Like other disease sites, penile cancer has also recently had studies assessing whole-exome sequencing. Chahoud et al.5 assessed 34 penile squamous cell carcinoma that was matched to normal penile tissue and subsequently underwent whole-exome sequencing and human papillomavirus testing. This study noted that most penile squamous cell carcinoma samples showed enrichment for Notch pathway (n = 24, 70.6%) alterations, comparable with head and neck squamous cell carcinoma. Additionally, there was enrichment of two distinct mutational signatures, the first, associated with oncogenic activity of AID/APOBEC, and the second, associated with defective DNA mismatch repair and microsatellite instability.

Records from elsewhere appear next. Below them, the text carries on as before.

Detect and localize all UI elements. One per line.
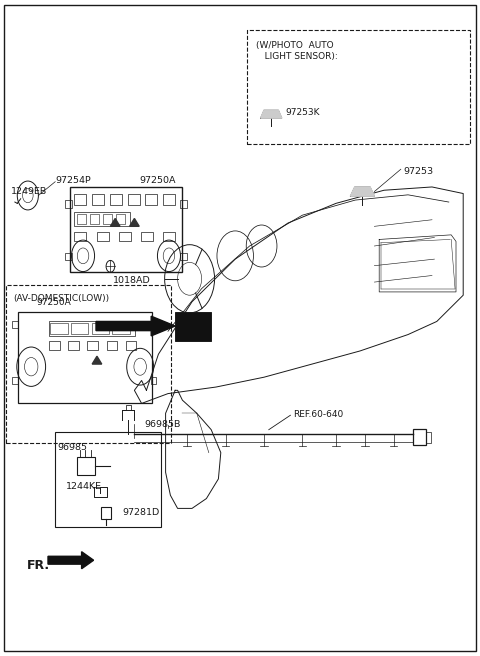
Bar bbox=[55, 432, 161, 527]
Bar bbox=[96, 232, 108, 241]
Bar bbox=[70, 187, 182, 272]
Bar bbox=[71, 323, 88, 334]
Bar bbox=[119, 232, 131, 241]
Text: FR.: FR. bbox=[26, 559, 49, 572]
Bar bbox=[175, 312, 211, 341]
Bar bbox=[50, 323, 68, 334]
Text: 96985B: 96985B bbox=[144, 420, 180, 429]
Bar bbox=[413, 429, 426, 445]
Bar bbox=[101, 507, 111, 519]
Bar bbox=[426, 432, 431, 443]
Polygon shape bbox=[92, 356, 102, 364]
Text: (AV-DOMESTIC(LOW)): (AV-DOMESTIC(LOW)) bbox=[13, 294, 109, 303]
Bar bbox=[247, 30, 470, 144]
Text: (W/PHOTO  AUTO
   LIGHT SENSOR):: (W/PHOTO AUTO LIGHT SENSOR): bbox=[256, 41, 337, 61]
Bar bbox=[49, 341, 60, 350]
Bar bbox=[163, 232, 175, 241]
Bar bbox=[77, 214, 86, 224]
Bar bbox=[77, 457, 95, 475]
Bar bbox=[74, 212, 130, 226]
Bar bbox=[18, 312, 152, 403]
Bar bbox=[92, 194, 104, 205]
Text: 1249EB: 1249EB bbox=[11, 187, 47, 196]
Text: 97253: 97253 bbox=[403, 167, 433, 176]
Text: 97250A: 97250A bbox=[36, 298, 71, 308]
Bar bbox=[65, 253, 72, 260]
Bar bbox=[49, 321, 135, 336]
Bar bbox=[6, 285, 171, 443]
Text: 97253K: 97253K bbox=[286, 108, 320, 117]
Polygon shape bbox=[48, 552, 94, 569]
Bar bbox=[141, 232, 153, 241]
Bar bbox=[65, 200, 72, 208]
Text: 97250A: 97250A bbox=[139, 176, 176, 185]
Bar bbox=[180, 200, 187, 208]
Text: 1018AD: 1018AD bbox=[113, 276, 151, 285]
Polygon shape bbox=[261, 110, 282, 118]
Bar bbox=[74, 232, 86, 241]
Bar bbox=[180, 253, 187, 260]
Polygon shape bbox=[110, 218, 120, 226]
Bar bbox=[145, 194, 157, 205]
Text: 97254P: 97254P bbox=[55, 176, 91, 185]
Bar bbox=[90, 214, 99, 224]
Text: 97281D: 97281D bbox=[122, 508, 160, 518]
Bar bbox=[110, 194, 122, 205]
Bar bbox=[103, 214, 112, 224]
Bar bbox=[107, 341, 117, 350]
Text: 1244KE: 1244KE bbox=[66, 482, 102, 491]
Bar bbox=[87, 341, 98, 350]
Bar bbox=[151, 377, 156, 384]
Bar bbox=[151, 321, 156, 328]
Polygon shape bbox=[96, 316, 175, 336]
Bar bbox=[163, 194, 175, 205]
Text: REF.60-640: REF.60-640 bbox=[293, 410, 343, 419]
Polygon shape bbox=[350, 187, 374, 196]
Bar bbox=[116, 214, 125, 224]
Bar bbox=[92, 323, 109, 334]
Bar bbox=[112, 323, 130, 334]
Bar bbox=[12, 377, 18, 384]
Bar bbox=[128, 194, 140, 205]
Bar bbox=[12, 321, 18, 328]
Text: 96985: 96985 bbox=[58, 443, 87, 452]
Bar bbox=[126, 341, 136, 350]
Polygon shape bbox=[130, 218, 139, 226]
Bar bbox=[68, 341, 79, 350]
Bar bbox=[74, 194, 86, 205]
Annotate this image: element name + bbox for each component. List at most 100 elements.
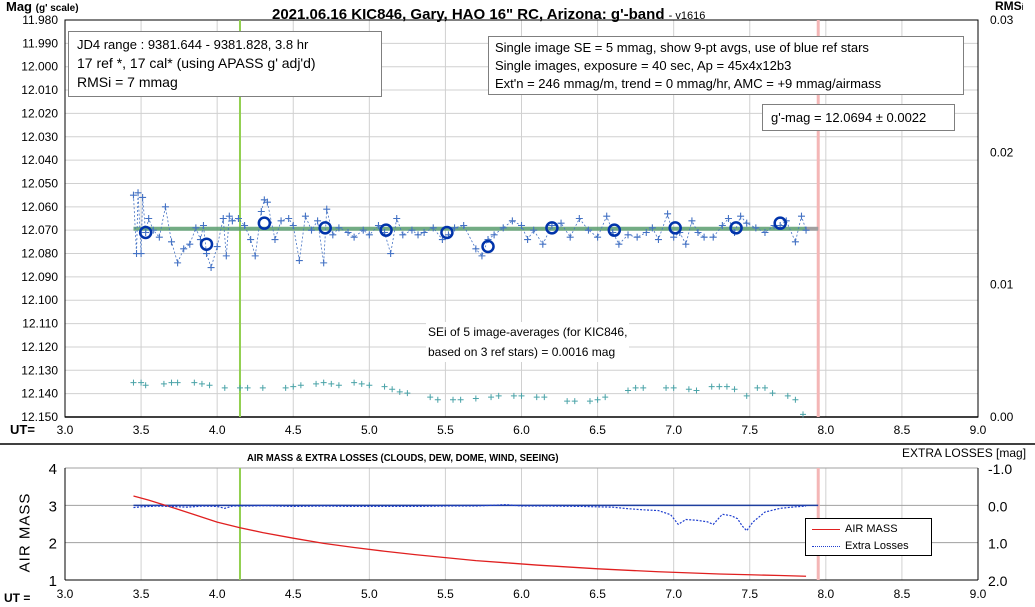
single-image-point xyxy=(566,233,574,241)
y2-tick-label: 0.00 xyxy=(990,410,1014,424)
x-tick-label: 6.0 xyxy=(513,423,530,437)
rms-point xyxy=(602,394,609,401)
x-tick-label: 5.0 xyxy=(361,423,378,437)
annotation-line: Single images, exposure = 40 sec, Ap = 4… xyxy=(495,58,792,73)
single-image-point xyxy=(213,243,221,251)
single-image-point xyxy=(633,233,641,241)
rms-point xyxy=(495,392,502,399)
rms-point xyxy=(434,396,441,403)
single-image-point xyxy=(257,207,265,215)
average-point xyxy=(318,221,332,235)
average-point xyxy=(607,223,622,237)
y-tick-label: 12.110 xyxy=(22,317,58,331)
y-tick-label: 12.050 xyxy=(21,176,58,190)
rms-point xyxy=(427,394,434,401)
rms-point xyxy=(358,380,365,387)
single-image-point xyxy=(145,215,153,222)
single-image-point xyxy=(192,224,200,232)
y-tick-label: 12.090 xyxy=(21,270,58,284)
y-tick-label: 12.080 xyxy=(21,247,58,261)
x-tick-label: 5.0 xyxy=(361,587,378,601)
y2-tick-label: 0.01 xyxy=(990,278,1014,292)
single-image-point xyxy=(490,231,498,239)
single-image-point xyxy=(234,215,242,222)
single-image-point xyxy=(414,231,422,239)
rms-point xyxy=(191,379,198,386)
rms-point xyxy=(670,384,677,391)
single-image-point xyxy=(374,222,382,230)
rms-point xyxy=(351,379,358,386)
single-image-point xyxy=(251,252,259,260)
single-image-point xyxy=(308,226,316,234)
single-image-point xyxy=(186,240,194,248)
rms-point xyxy=(769,390,776,397)
average-point xyxy=(668,221,682,235)
rms-point xyxy=(571,398,578,405)
y2-tick-label: 0.03 xyxy=(990,13,1014,27)
legend: AIR MASS Extra Losses xyxy=(805,518,932,556)
gmag-annotation: g'-mag = 12.0694 ± 0.0022 xyxy=(762,104,955,131)
single-image-point xyxy=(247,236,255,244)
y-tick-label: 12.040 xyxy=(21,153,58,167)
single-image-point xyxy=(615,240,623,248)
single-image-point xyxy=(359,226,367,234)
single-image-point xyxy=(277,217,285,225)
single-image-point xyxy=(478,252,486,260)
single-image-point xyxy=(320,259,328,267)
x-tick-label: 4.0 xyxy=(209,587,226,601)
legend-item-airmass: AIR MASS xyxy=(812,521,925,538)
rms-point xyxy=(488,394,495,401)
rms-point xyxy=(743,392,750,399)
y2-tick-label: 0.0 xyxy=(988,498,1008,514)
rms-point xyxy=(784,392,791,399)
annotation-line: SEi of 5 image-averages (for KIC846, xyxy=(428,325,628,339)
rms-point xyxy=(754,384,761,391)
x-tick-label: 7.0 xyxy=(665,587,682,601)
rms-point xyxy=(282,384,289,391)
single-image-point xyxy=(429,224,437,232)
single-image-point xyxy=(289,222,297,230)
x-tick-label: 7.5 xyxy=(741,587,758,601)
single-image-point xyxy=(508,217,516,225)
single-image-point xyxy=(575,215,583,222)
rms-point xyxy=(381,383,388,390)
extra-losses-axis-label: EXTRA LOSSES [mag] xyxy=(902,446,1027,460)
y2-tick-label: 2.0 xyxy=(988,573,1008,589)
y-tick-label: 12.000 xyxy=(21,60,58,74)
airmass-x-axis-label: UT = xyxy=(4,591,31,605)
single-image-point xyxy=(594,233,602,241)
single-image-point xyxy=(499,224,507,232)
rms-point xyxy=(198,380,205,387)
y2-tick-label: 0.02 xyxy=(990,145,1014,159)
y-tick-label: 12.100 xyxy=(21,293,58,307)
single-image-point xyxy=(682,240,690,248)
x-tick-label: 4.5 xyxy=(285,423,302,437)
single-image-point xyxy=(737,212,745,220)
single-image-point xyxy=(161,203,169,211)
single-image-point xyxy=(134,189,142,197)
single-image-point xyxy=(642,229,650,237)
rms-point xyxy=(221,384,228,391)
y-tick-label: 12.130 xyxy=(21,363,58,377)
observation-settings-annotation: Single image SE = 5 mmag, show 9-pt avgs… xyxy=(488,36,964,95)
average-point xyxy=(138,225,153,240)
y-tick-label: 11.990 xyxy=(22,36,58,50)
rms-point xyxy=(586,398,593,405)
single-image-point xyxy=(624,231,632,239)
rms-point xyxy=(313,380,320,387)
rms-point xyxy=(731,386,738,393)
average-point xyxy=(729,221,743,235)
single-image-point xyxy=(350,233,358,241)
single-image-point xyxy=(295,257,303,265)
single-image-point xyxy=(524,236,532,244)
single-image-point xyxy=(222,252,230,260)
average-point xyxy=(545,221,559,235)
x-tick-label: 6.0 xyxy=(513,587,530,601)
single-image-point xyxy=(323,205,331,213)
single-image-point xyxy=(329,231,337,239)
single-image-point xyxy=(301,212,309,220)
x-tick-label: 5.5 xyxy=(437,423,454,437)
x-tick-label: 9.0 xyxy=(970,587,987,601)
single-image-point xyxy=(700,233,708,241)
single-image-point xyxy=(797,212,805,220)
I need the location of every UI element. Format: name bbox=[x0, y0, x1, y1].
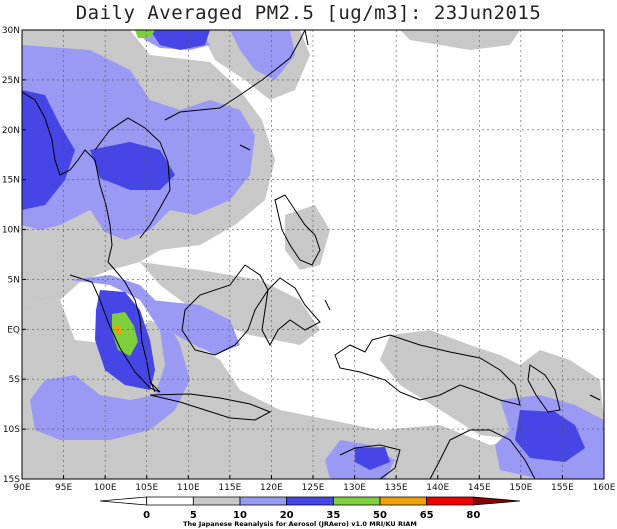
lon-tick-label: 100E bbox=[94, 483, 117, 493]
colorbar-swatch bbox=[426, 496, 474, 506]
colorbar-level-label: 20 bbox=[280, 510, 294, 521]
lat-tick-label: 15N bbox=[2, 176, 20, 186]
pm25-field bbox=[22, 30, 604, 479]
colorbar-swatch bbox=[286, 496, 334, 506]
colorbar-level-label: 35 bbox=[326, 510, 340, 521]
lon-tick-label: 145E bbox=[468, 483, 491, 493]
lat-tick-label: 20N bbox=[2, 126, 20, 136]
lon-tick-label: 150E bbox=[509, 483, 532, 493]
lon-tick-label: 130E bbox=[343, 483, 366, 493]
lat-tick-label: 25N bbox=[2, 76, 20, 86]
lat-tick-label: 15S bbox=[3, 475, 20, 485]
colorbar-swatch bbox=[379, 496, 428, 506]
lon-tick-label: 160E bbox=[593, 483, 616, 493]
lon-tick-label: 155E bbox=[551, 483, 574, 493]
colorbar: 0 5 10 20 35 50 65 80 bbox=[99, 496, 521, 521]
colorbar-level-label: 5 bbox=[190, 510, 197, 521]
coastlines bbox=[22, 30, 601, 479]
lat-tick-label: 30N bbox=[2, 26, 20, 36]
lat-tick-label: 5N bbox=[8, 275, 20, 285]
lon-tick-label: 90E bbox=[13, 483, 30, 493]
lon-tick-label: 105E bbox=[135, 483, 158, 493]
lon-axis: 90E 95E 100E 105E 110E 115E 120E 125E 130E 135E 14… bbox=[13, 475, 616, 493]
colorbar-swatch bbox=[332, 496, 381, 506]
colorbar-swatch bbox=[239, 496, 288, 506]
colorbar-swatch bbox=[472, 496, 521, 506]
lon-tick-label: 95E bbox=[55, 483, 72, 493]
colorbar-level-label: 0 bbox=[143, 510, 150, 521]
colorbar-swatch bbox=[192, 496, 241, 506]
lat-tick-label: EQ bbox=[7, 325, 20, 335]
pm25-level-35-50 bbox=[22, 30, 585, 470]
lat-tick-label: 5S bbox=[9, 375, 21, 385]
colorbar-level-label: 10 bbox=[233, 510, 247, 521]
lon-tick-label: 140E bbox=[426, 483, 449, 493]
colorbar-swatch bbox=[99, 496, 148, 506]
lon-tick-label: 110E bbox=[177, 483, 200, 493]
lat-tick-label: 10N bbox=[2, 226, 20, 236]
lon-tick-label: 115E bbox=[218, 483, 241, 493]
map-title: Daily Averaged PM2.5 [ug/m3]: 23Jun2015 bbox=[75, 2, 542, 24]
colorbar-level-label: 65 bbox=[420, 510, 434, 521]
gridlines bbox=[22, 30, 604, 479]
lon-tick-label: 135E bbox=[385, 483, 408, 493]
colorbar-level-label: 50 bbox=[373, 510, 387, 521]
pm25-level-65-80 bbox=[114, 326, 122, 334]
colorbar-swatch bbox=[146, 496, 194, 506]
lon-tick-label: 120E bbox=[260, 483, 283, 493]
colorbar-level-label: 80 bbox=[466, 510, 480, 521]
lat-tick-label: 10S bbox=[3, 425, 20, 435]
lat-axis: 30N 25N 20N 15N 10N 5N EQ 5S 10S 15S bbox=[2, 26, 26, 485]
colorbar-credit: The Japanese Reanalysis for Aerosol (JRA… bbox=[183, 520, 417, 528]
lon-tick-label: 125E bbox=[302, 483, 325, 493]
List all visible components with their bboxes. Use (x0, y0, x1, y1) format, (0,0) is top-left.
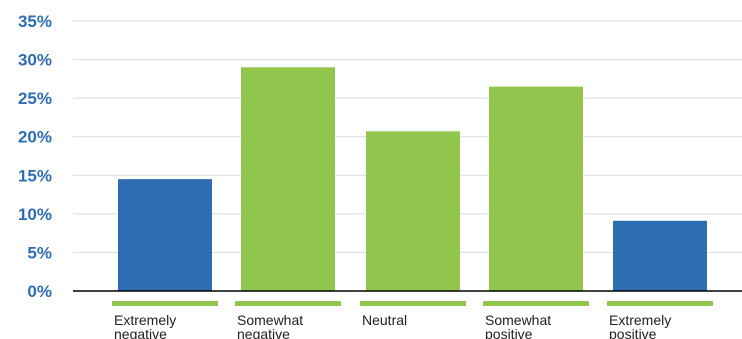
bar-4 (613, 220, 707, 291)
x-tick-label-line: positive (485, 326, 533, 339)
y-tick-label: 0% (27, 282, 52, 301)
y-tick-label: 5% (27, 243, 52, 262)
y-tick-label: 30% (18, 51, 52, 70)
x-tick-label: Extremely positive (609, 312, 671, 339)
y-tick-label: 20% (18, 128, 52, 147)
x-tick-label-line: Extremely (609, 312, 671, 328)
x-tick-label: Somewhat negative (237, 312, 303, 339)
bar-0 (118, 179, 212, 291)
category-underline (483, 301, 589, 306)
x-tick-label-line: negative (237, 326, 290, 339)
category-underline (235, 301, 341, 306)
x-tick-label: Extremely negative (114, 312, 176, 339)
x-tick-label-line: negative (114, 326, 167, 339)
x-tick-label-line: Somewhat (237, 312, 303, 328)
bar-2 (366, 131, 460, 291)
y-tick-label: 15% (18, 166, 52, 185)
x-tick-label: Neutral (362, 312, 407, 328)
x-tick-label-line: Somewhat (485, 312, 551, 328)
category-underline (112, 301, 218, 306)
x-tick-label-line: Extremely (114, 312, 176, 328)
x-tick-label: Somewhat positive (485, 312, 551, 339)
category-underline (607, 301, 713, 306)
y-tick-label: 35% (18, 12, 52, 31)
bar-3 (489, 86, 583, 291)
x-tick-label-line: Neutral (362, 312, 407, 328)
y-tick-label: 25% (18, 89, 52, 108)
x-tick-label-line: positive (609, 326, 657, 339)
bar-1 (241, 67, 335, 292)
y-tick-label: 10% (18, 205, 52, 224)
category-underline (360, 301, 466, 306)
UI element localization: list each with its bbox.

Dr. Pettaway concluded his presentation of an overcoming journey in penile cancer with the following take-home messages:

  • The level of national/international collaboration is increasing, with multi-institutional studies, an EAU-ASCO Guidelines panel, International Rare Cancers Initiative, and the Global Society of Rare GU Tumors
  • The InPACT Trial is a high priority, specifically for assessing the efficacy of neoadjuvant therapy, chemotherapy vs chemoradiation vs surgery, roles of prophylactic pelvic lymphadenectomy, as a model for international studies in rare cancers, and developing new centers of expertise
  • New therapeutic strategies are increasing the insight of molecular pathogenesis and increasing clinical trial availability

Presented by: Curtis A. Pettaway, MD Anderson Cancer Center, Houston, TX

Written by: Zachary Klaassen, MD, MSc – Urologic Oncologist, Assistant Professor of Urology, Georgia Cancer Center, Augusta University/Medical College of Georgia, @zklaassen_md on Twitter during the 2021 Society of Urologic Oncology (SUO) Winter Annual Meeting, Orlando, FL, Wed, Dec 1 – Fri, Dec 3, 2021. 

References:

  1. Yao K, Zou ZJ, Li ZS, et al. Fascia lata perseveration during inguinal lymphadenectomy for penile cancer: Rationale and outcome. Urology 2013 Sep;82(3):642-647.
  2. Matin SF, Cormier JN, Ward JF, et al. Phase 1 prospective evaluation of the oncological adequacy of robotic assisted video-endoscopic inguinal lymphadenectomy in patients with penile carcinoma. BJU Int 2013;111(7):1068-1074.
  3. Reddy JP, Pettaway CA, Levy LB, et al. Factors associated with regional recurrence after lymph node dissection for penile squamous cell carcinoma. BJU Int 2017 Apr;119(4):591-597.
  4. Pagliaro LC, Williams DL, Daliani D, et al. Neoadjuvant paclitaxel, ifosfamide, and cisplatin chemotherapy for metastatic penile cancer: A phase II study. J Clin Oncol 2010, Aug 20;28(24):3851-3857.
  5. Chahoud J, Gleber-Netto FO, McCormick BZ, et al. Whole-exome sequencing in penile squamous cell carcinoma uncovers novel prognostic categorization and drug targets similar to head and neck squamous cell carcinoma. Clin Cancer Res. 2021;27(9):2560-2570.